Sementara ini, pengelola SKA di laut telah memberikan kontribusi terhadap APBN 2014. Data menunjukan bahwa sektor ini menyumbang Rp 0,6 triliun dan sektor perikanan Rp 1,6 Triliun dari sumber daya mineral, Rp 28 Triliun dan subsekstor minyak bumi dan Rp 15,7 Triliun dari gas Alam untuk APBN (Yusgiantoro, 2014). Kontribusi masing-masing masih berpeluang untuk ditingkatkan terutama melalui sinergi antara pengelola dan penerapan tekonologi penerapan yang tepat.
Pembangun Infrakstruktur / tol laut
Menteri Pekerja umum dan perumahan rakyat Mochammad Basuki Hadimoeljono mengatakan akan menfokuskan membangun infrakstruktur pelabuhan laut untuk mendukung proyek tol laut yang diusung oleh Presiden Joko Widodo. Ekonom Cryillus Harinowo memproyeksi proyek tol laut dapat mengurangi biaya logistic barang dari pelabuhan tanjung priok, Jakarta ke Sorong, papua 500%.
Di sini sangat jelas bahwa rencana yang ingin dijalankan oleh presiden Jokowi sangatlah besar dan akan membuat perubahan pada negara kita. Kita akan mendapat banyak keuntungan dari adanya pembuatan jalan tol laut tersebut. Juga akan memeratakan ekonomi di Negara kita juga.dan dengan begitu segala kapal ekspor yang berlayar tidak akan sudah lagi.

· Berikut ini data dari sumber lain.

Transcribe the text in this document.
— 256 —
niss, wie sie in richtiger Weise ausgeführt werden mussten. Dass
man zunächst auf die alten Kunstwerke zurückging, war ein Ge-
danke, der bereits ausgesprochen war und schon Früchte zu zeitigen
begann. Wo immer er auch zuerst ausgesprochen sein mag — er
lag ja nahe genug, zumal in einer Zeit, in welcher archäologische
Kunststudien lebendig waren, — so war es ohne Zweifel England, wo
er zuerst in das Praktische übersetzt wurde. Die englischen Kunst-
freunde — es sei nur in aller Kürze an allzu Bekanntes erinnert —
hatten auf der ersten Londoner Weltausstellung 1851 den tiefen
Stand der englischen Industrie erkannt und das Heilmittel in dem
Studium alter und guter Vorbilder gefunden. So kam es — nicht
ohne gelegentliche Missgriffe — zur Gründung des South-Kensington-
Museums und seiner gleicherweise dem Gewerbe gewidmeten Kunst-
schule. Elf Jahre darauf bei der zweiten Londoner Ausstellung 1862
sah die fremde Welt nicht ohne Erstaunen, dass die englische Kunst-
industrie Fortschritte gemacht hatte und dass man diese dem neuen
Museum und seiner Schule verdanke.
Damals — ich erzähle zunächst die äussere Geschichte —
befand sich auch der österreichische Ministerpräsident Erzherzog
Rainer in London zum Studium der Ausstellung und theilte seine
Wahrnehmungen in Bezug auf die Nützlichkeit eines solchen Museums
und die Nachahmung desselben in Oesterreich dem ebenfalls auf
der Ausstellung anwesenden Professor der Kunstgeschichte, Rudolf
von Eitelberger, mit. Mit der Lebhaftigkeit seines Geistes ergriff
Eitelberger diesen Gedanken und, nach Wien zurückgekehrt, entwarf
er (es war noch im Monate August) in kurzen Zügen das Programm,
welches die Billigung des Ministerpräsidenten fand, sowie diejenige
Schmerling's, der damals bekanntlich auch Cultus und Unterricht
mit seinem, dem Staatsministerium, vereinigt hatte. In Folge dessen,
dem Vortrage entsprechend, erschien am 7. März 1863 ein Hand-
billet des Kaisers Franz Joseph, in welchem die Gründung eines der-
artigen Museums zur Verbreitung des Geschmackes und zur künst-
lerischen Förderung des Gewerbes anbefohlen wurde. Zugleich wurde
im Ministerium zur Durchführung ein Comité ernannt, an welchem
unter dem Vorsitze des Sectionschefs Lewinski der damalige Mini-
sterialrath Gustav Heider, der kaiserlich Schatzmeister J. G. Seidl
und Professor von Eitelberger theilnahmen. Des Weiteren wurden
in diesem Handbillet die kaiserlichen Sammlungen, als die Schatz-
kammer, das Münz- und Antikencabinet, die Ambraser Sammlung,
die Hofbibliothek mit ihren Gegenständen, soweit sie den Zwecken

Tapi masih ada banyak pihak yang tidak percaya pada program ini, banyak kritikan yang diterima juga dalam pembangunan program ini. Banyak pihak yang merasa rencana ini tidak akan berhasil dan bagitu banyak yang mengatakan lebih baik memperhatikan jalan darat yang masih jauh dari harapan ketimbang menjalankan program yang begitu jauh dari keberhasilan.
Diplomasi Maritim
Dalam menjalankan diplomasi perbatasan maritim melalui enam metode dan platform. Pertama, melalui negosiasi dengan Negara-negara tetangga. Tolak penyelesaian masalah perbatasan melalui dialok dan perundingan yang terjadwal. Kedua, membentuk komite perbatasan bersama dsn komite perbatasan umum, sebagai kerangka penyelesaian masalalh lintas perbatasan diaman komite ini juga menfasilitasi aktifitas social ekonomi masyarakat di perbatasan. Ketiga, memepercepat pembangunan social ekonomi di wilayah perbatasan melalui penguatan kordinasi antar lembaga. Empat, meningkatkan kapasitas domestic dari aspek keselamatan navigasi. Lima, berpartisdipasi dalam negosiasi multilateral, isu-isu maritime dan hokum laut. Enam, diplomasi preventif menciptakan saling percaya dan menghindari konflik .
Kekuasaan Pertahanan Maritim
Sesuai dengan pidato Presiden Joko Widodo pada konferensi tingkat tinggi Asia Timur ke-9 sesi paripurna Naypydaw, Myanmar 13 November 2014 di mana seluruh peserta KTT Asia Timur diajak bersama-sama untuk menjadi poros maritim dunia. Untuk mencapai poros maritim dunia maka tiap peserta dari KTT Asia Timur menggalang kekuatan pertahanan maritim. Sebagai negara yang menjadi titik tumpuh dua samudera dan dua benua, menjaga kedaulatan dan kekayaan maritim merupakan bentuk tanggung jawab dalam keselamatan pelayaaran dan keamanan maritime.
Uraian di atas membawa kita pada satu muara. Bahwa untuk mencapai Indonesia sebagai poros maritim bukanlah hal mudah, Penanaman dan internalisasi nilai-nilai kelautan harus terus digalakan. Kerja ekstra keras harus dilakukan untuk mencapai Indonesia sebagai poros maritim dunia. Semua pihak, (pemerintah dan masyarakat) harus bahu membahu dan sama-sama mengembalikan kejayaan Indonesia sebagai negara maritime. Bayangan kejayaan masa lampau harus dibuktikan dan dikembalikan saat ini. Sriwiya dan Majapahit tidak cukup disebut dan dihafal. Nilai Sriwijaya dan Majapahit harus dibumikan dalam setiap bentuk pengambilan kebijakan pembangunan di negara dan bangsa ini.